When it comes to organizing my life, I like to keep it simple. I fail at journaling, my agenda is a mess, and I lose everything if it’s not on my phone. So, something that is attainable for me and has helped me feel more balanced is keeping two separate lists taped above my desk. One with things I’ve accomplished and one with my future goals. I’ll check things off as I progress, moving them to the ‘done’ column. It seems elementary, but visualizing your achievements is a huge motivator. It really grounds me and reminds me that I actually have done a lot of good things which acts as incentive to tackle the rest moving forward. 

 

Take Care of Your Mental and Physical Health

Talk to a counselor if you’re experiencing mental strain. Eat three nutritious meals a day. Take your medication if it is prescribed to you. Get your body moving and hydrate well. 

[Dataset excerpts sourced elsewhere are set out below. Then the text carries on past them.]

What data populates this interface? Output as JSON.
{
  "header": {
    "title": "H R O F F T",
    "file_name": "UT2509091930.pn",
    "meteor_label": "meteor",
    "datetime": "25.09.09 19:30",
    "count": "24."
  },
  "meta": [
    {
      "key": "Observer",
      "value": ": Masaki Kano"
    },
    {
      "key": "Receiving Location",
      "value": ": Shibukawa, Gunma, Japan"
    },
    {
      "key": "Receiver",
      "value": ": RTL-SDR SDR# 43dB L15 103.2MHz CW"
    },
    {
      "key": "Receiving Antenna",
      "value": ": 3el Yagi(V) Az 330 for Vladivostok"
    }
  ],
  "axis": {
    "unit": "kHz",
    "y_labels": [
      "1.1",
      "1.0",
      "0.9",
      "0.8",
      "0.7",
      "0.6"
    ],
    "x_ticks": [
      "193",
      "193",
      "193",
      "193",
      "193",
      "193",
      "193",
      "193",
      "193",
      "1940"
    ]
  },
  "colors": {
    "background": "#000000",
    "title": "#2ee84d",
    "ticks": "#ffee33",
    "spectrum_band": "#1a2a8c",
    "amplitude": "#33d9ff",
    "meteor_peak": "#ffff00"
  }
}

These are all super simple things we should do to maintain or improve our mental and physical condition. When things get hectic for me, these two things fall at the bottom of the totem poll. I neglect this far too frequently, though it is the foundation of my productivity in the first place. Seems counter-intuitive, and it is, but I’m making it a goal to prioritize my body and mind. You should too!

Know and Be Confident in Who You Are

Of course you know yourself, you are you, but do you know yourself? It’s easy to get caught up in everyone else’s lives because of the social media revolving world we’re living in, which also makes it possible to fall victim to comparison and ultimately impersonation. It’s important to stay on top of yourself and reinforce your core values, beliefs, passions, and presentation. Talk with yourself. No, seriously! Talk things out and figure out the type of person you want to be. Talk about what you’ve fought for and why that is important to you, set boundaries for yourself, reinvigorate an old passion, and think about where today’s actions will lead you in the future.

Establishing that solid relationship with yourself will make life a breeze. It won’t happen over night and it will change as your life progresses, so as it does … keep yourself in check. Confidence will come with time and you’ll continually learn new things about your abilities and know how to handle curve-balls that may alter those core beliefs.

I’m human and also have been extremely self conscious my whole life, so all of these things are a work in progress — I wrote this to help us both out. Don’t let this list intimidate you … take it step by step and at whatever pace works for you. There are always going to be good days and bad days when it comes to your confidence, but make it a goal to see yourself from a different perspective. Empathize with yourself how you would with someone else in the same situation. 

 

You’re strong, beautiful, intelligent, and capable. But, you don’t need me to tell you that. Believe it for yourself! You’re pretty awesome, so give yourself credit.